The relativist, no doubt, can respond that their concern about morality is due to it leading to beneficial outcomes for both individuals and society. However, no one knows exactly what the outcome of one’s moral actions and thoughts is. How does the relativist know that certain thoughts will, in fact, lead to certain outcomes that are either conducive or deleterious to social cohesion or to individuals?
Many decent people avoid certain thoughts and behaviors because they recognize that they are wrong or right regardless of their valuable effects. There are many examples of moral intuitions and moral judgments that are right or wrong independently of the benefit or loss that might ensue from their adoption. Such judgments and intuitions should be taken seriously.

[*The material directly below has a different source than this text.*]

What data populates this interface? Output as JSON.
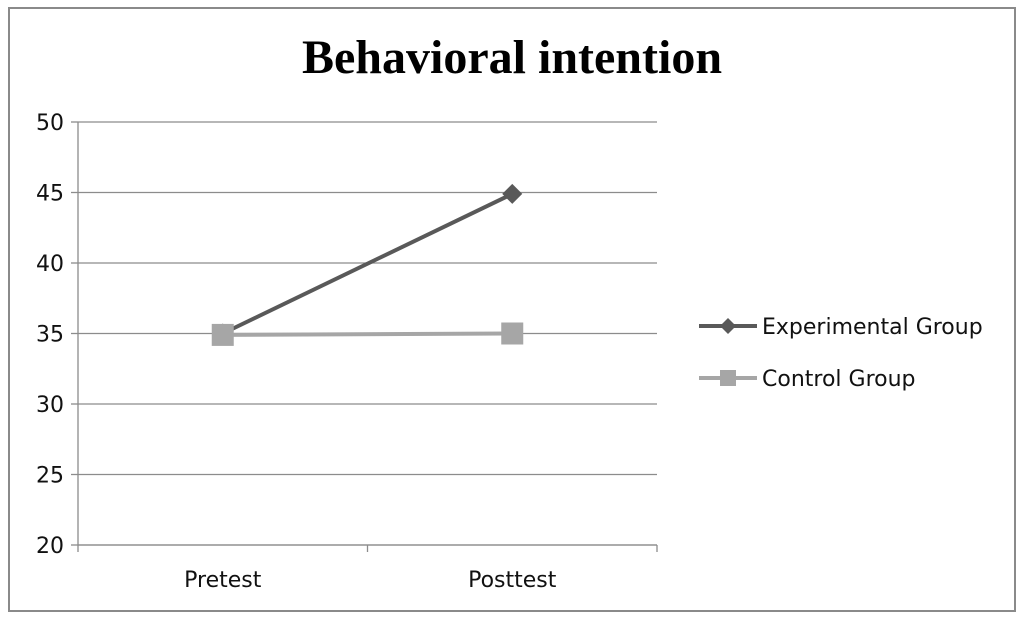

Why Moral Relativism Isn’t All It’s Cracked Up to Be
Moral relativism, as we’ve seen, is an incoherent position. It’s self-refuting, but it also creates a strange tension between belief and action, as supporters must continue to act as if morality is absolute while believing it is not.
Even if arguments for relativism were successful, we still ought to reject it as it is useless as a guide to action. The pernicious implications of relativism speak for themselves: relativism argues that moral values and duties do not inhabit this world, and yet it tells us that morality is important.
Relativism says that no moral standard exists, and yet relativism values universal values such as social cohesion and tolerance. Relativism says that child abuse, the Holocaust, evading taxes, and thinking ill of others are neither ultimately right nor wrong. Relativism says that in order to determine what one ought to do, one has to act in accordance with the values of his or her culture or society despite the fact that his or her culture and society encompass a variety of, and often contradictory, moral principles and views.
Relativism makes moral appraisal out to be an easy task by piggybacking morality on the purported unity of culture. However, it’s not true that morality is relative to a culture, that everything goes; cultures often don’t even have unified moral rules.
The bad news is that moral judgment is hard. The good news is that the human mind has a powerful ally—logic. Whenever we analyze moral issues, we must engage in careful, rigorous, cool, and cogent argumentation.